La posizione dell’Italia
L’Italia come si sta muovendo, invece? Risponde Bencini: “La posizione italiana su cosa sarà il fondo e su quale potrebbe essere un eventuale contributo, in questo momento, da quello che sappiamo, non è stata ancora definita. Il Governo Meloni, ma era in realtà una cosa già messa in piedi precedentemente dal Governo Draghi, lo scorso anno a Cop27 ha lanciato il Fondo italiano per il clima: 4,2 miliardi su 5 anni, che però non andranno ai most vulnerable countries, ma seguiranno le priorità della cooperazione italiana. Sono fondi su mitigazione e adattamento destinati ai Paesi target della Farnesina, insomma.
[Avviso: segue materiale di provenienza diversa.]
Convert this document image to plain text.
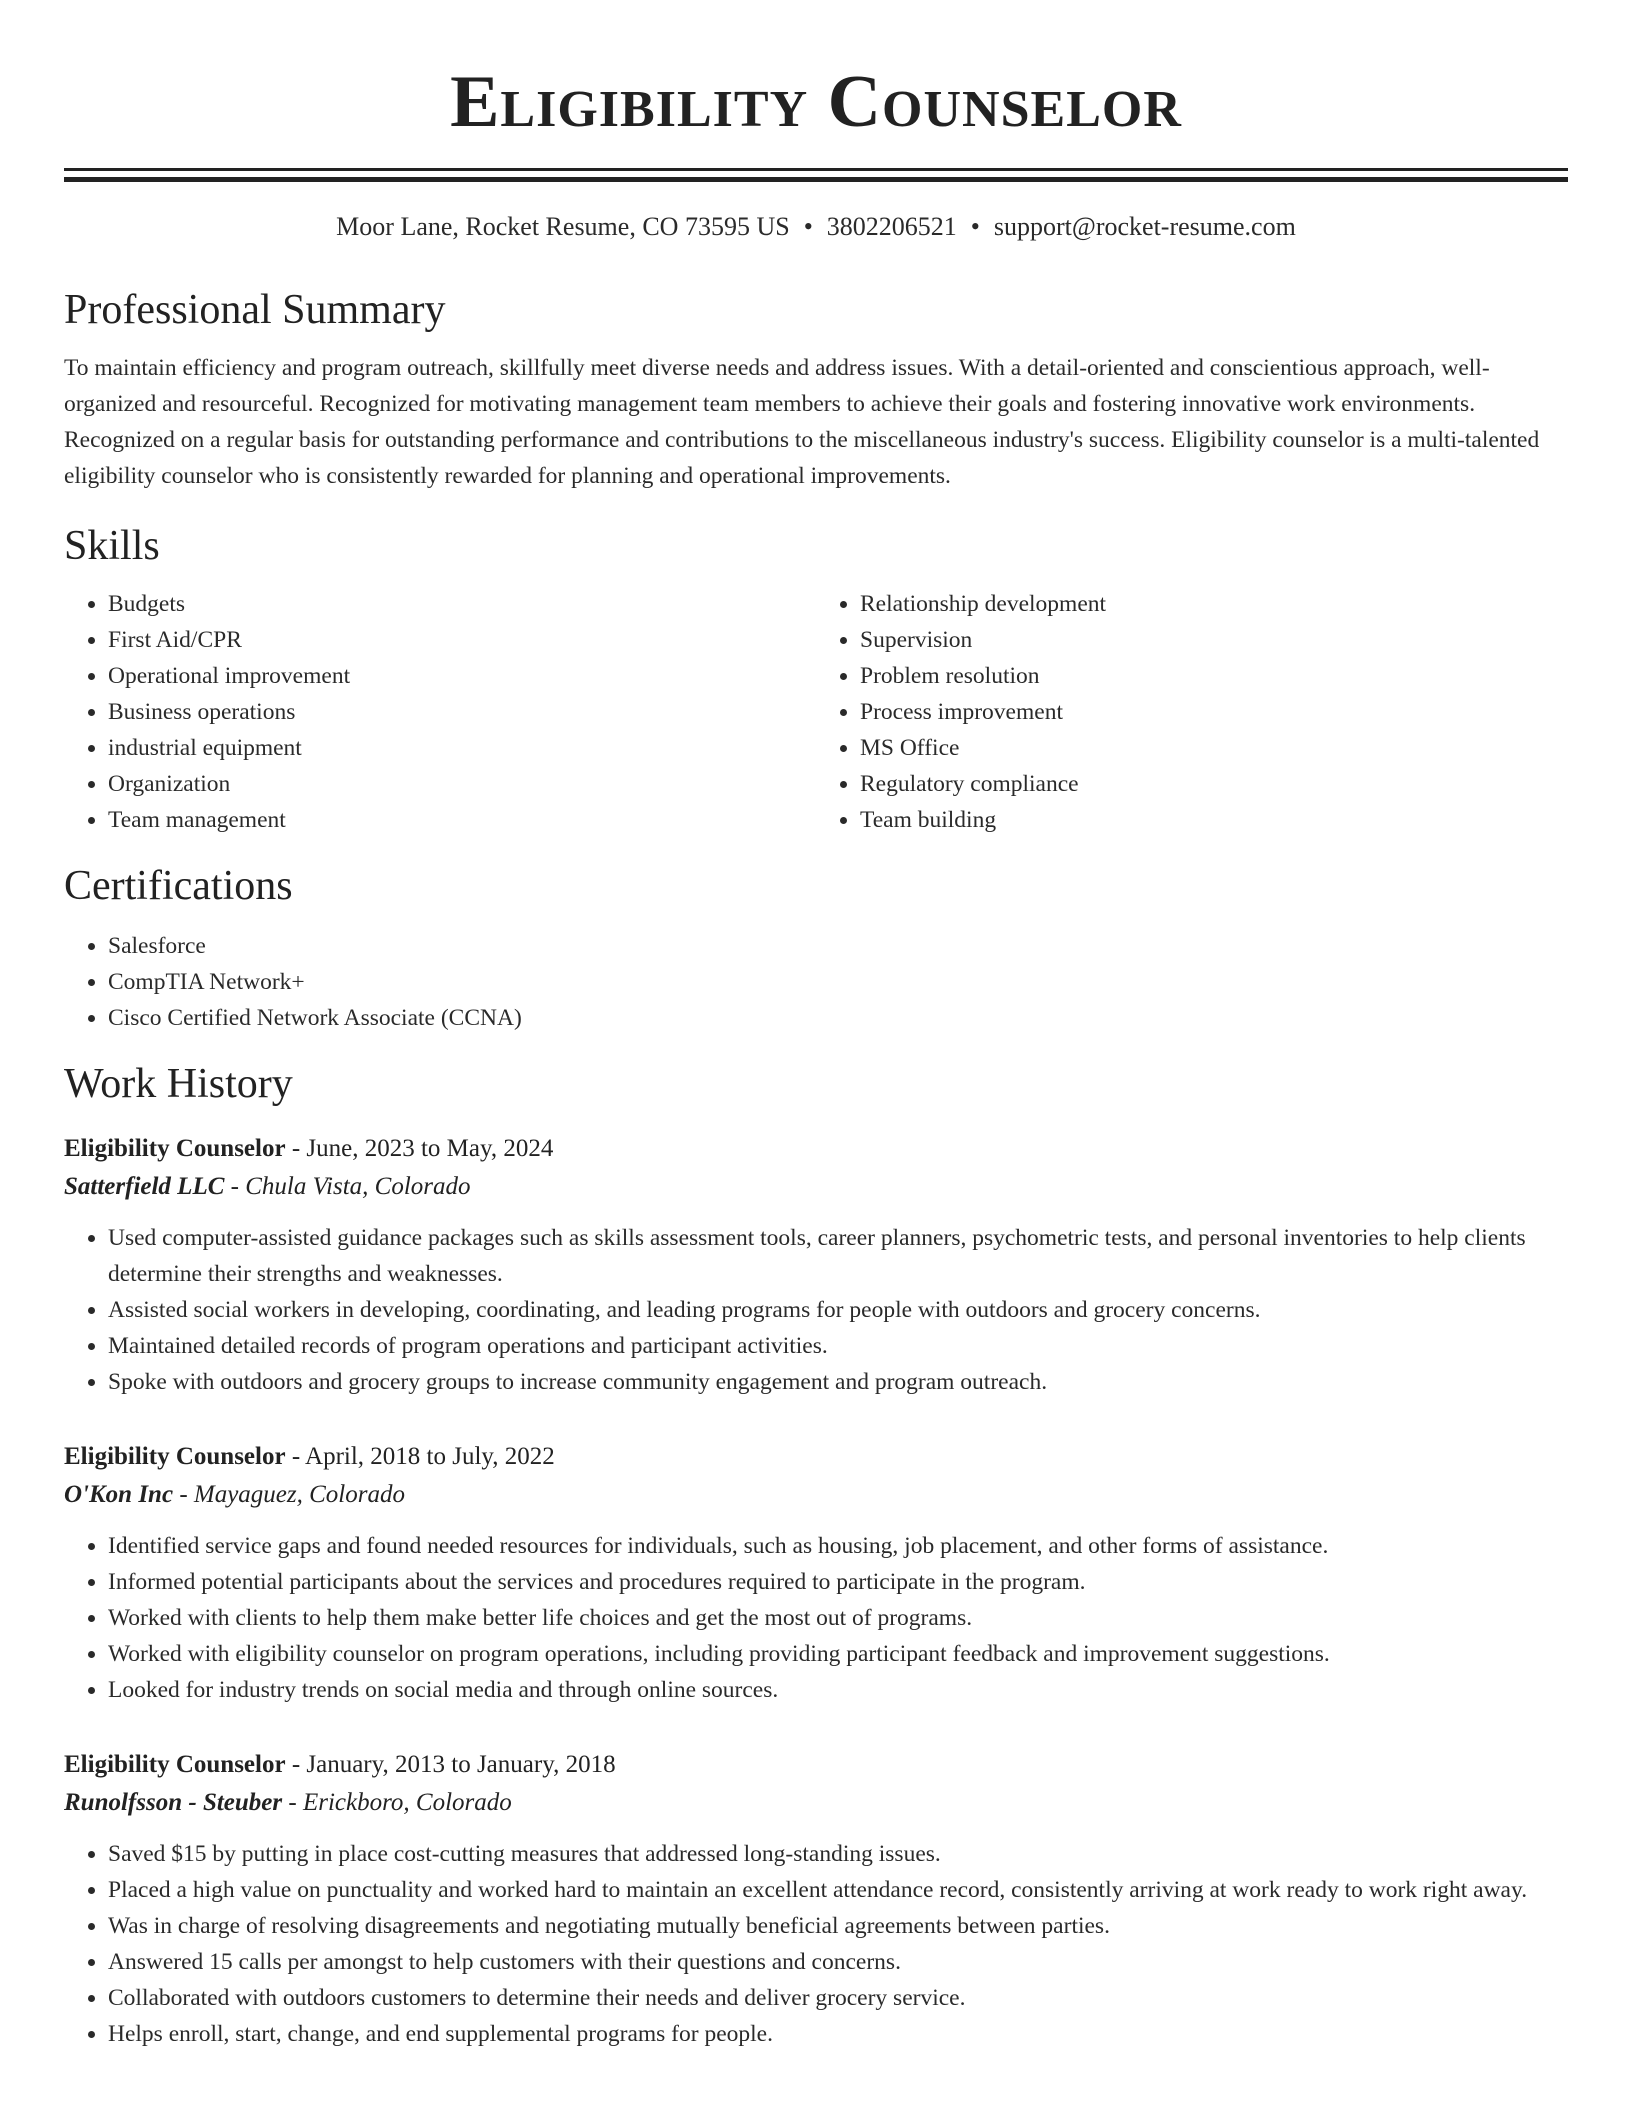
Eligibility Counselor
Moor Lane, Rocket Resume, CO 73595 US • 3802206521 • support@rocket-resume.com
Professional Summary
To maintain efficiency and program outreach, skillfully meet diverse needs and address issues. With a detail-oriented and conscientious approach, well-organized and resourceful. Recognized for motivating management team members to achieve their goals and fostering innovative work environments. Recognized on a regular basis for outstanding performance and contributions to the miscellaneous industry's success. Eligibility counselor is a multi-talented eligibility counselor who is consistently rewarded for planning and operational improvements.
Skills
• Budgets
• First Aid/CPR
• Operational improvement
• Business operations
• industrial equipment
• Organization
• Team management
• Relationship development
• Supervision
• Problem resolution
• Process improvement
• MS Office
• Regulatory compliance
• Team building
Certifications
• Salesforce
• CompTIA Network+
• Cisco Certified Network Associate (CCNA)
Work History
Eligibility Counselor - June, 2023 to May, 2024
Satterfield LLC - Chula Vista, Colorado
• Used computer-assisted guidance packages such as skills assessment tools, career planners, psychometric tests, and personal inventories to help clients determine their strengths and weaknesses.
• Assisted social workers in developing, coordinating, and leading programs for people with outdoors and grocery concerns.
• Maintained detailed records of program operations and participant activities.
• Spoke with outdoors and grocery groups to increase community engagement and program outreach.
Eligibility Counselor - April, 2018 to July, 2022
O'Kon Inc - Mayaguez, Colorado
• Identified service gaps and found needed resources for individuals, such as housing, job placement, and other forms of assistance.
• Informed potential participants about the services and procedures required to participate in the program.
• Worked with clients to help them make better life choices and get the most out of programs.
• Worked with eligibility counselor on program operations, including providing participant feedback and improvement suggestions.
• Looked for industry trends on social media and through online sources.
Eligibility Counselor - January, 2013 to January, 2018
Runolfsson - Steuber - Erickboro, Colorado
• Saved $15 by putting in place cost-cutting measures that addressed long-standing issues.
• Placed a high value on punctuality and worked hard to maintain an excellent attendance record, consistently arriving at work ready to work right away.
• Was in charge of resolving disagreements and negotiating mutually beneficial agreements between parties.
• Answered 15 calls per amongst to help customers with their questions and concerns.
• Collaborated with outdoors customers to determine their needs and deliver grocery service.
• Helps enroll, start, change, and end supplemental programs for people.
C’è un po’ di scollamento da questo punto di vista, quindi, ma siamo fiduciosi che il Governo si allinei a quella che dovrebbe essere la nuova tendenza”.
Tutto pronto entro Cop28: una tempistica possibile?
Mancano circa sei mesi a Cop28: arrivare all’appuntamento internazionale con qualcosa tra le mani e rendere operativo il fondo entro il 2024, come era stato annunciato, è davvero realistico? “Chiunque nel mondo della finanza internazionale abbia mai lavorato alla costruzione di un fondo multilaterale, dice che la tempistica è impossibile. Non è mai stato costruito un fondo di questo tipo in così pochi mesi. La volontà politica però è fortissima”, chiarisce Bencini.
“Io vedo due scenari. Il primo: a Cop28 è presa una decisione su uno scheletro di base di quello che potrebbe essere il fondo, per poi renderlo operativo più in là durante il 2024 e chiudere il cerchio a Cop29. Il secondo: i Paesi prendono una decisione del tutto politica lanciando un fondo sostanzialmente monco, ovvero ancora manchevole di alcune definizioni fondamentali rispetto a una futura operatività. Queste definizioni andrebbero poi trovate in seguito. Forse la “fretta politica” potrebbe anticipare il lancio del fondo. Che però così partirebbe quasi sicuramente incompleto”.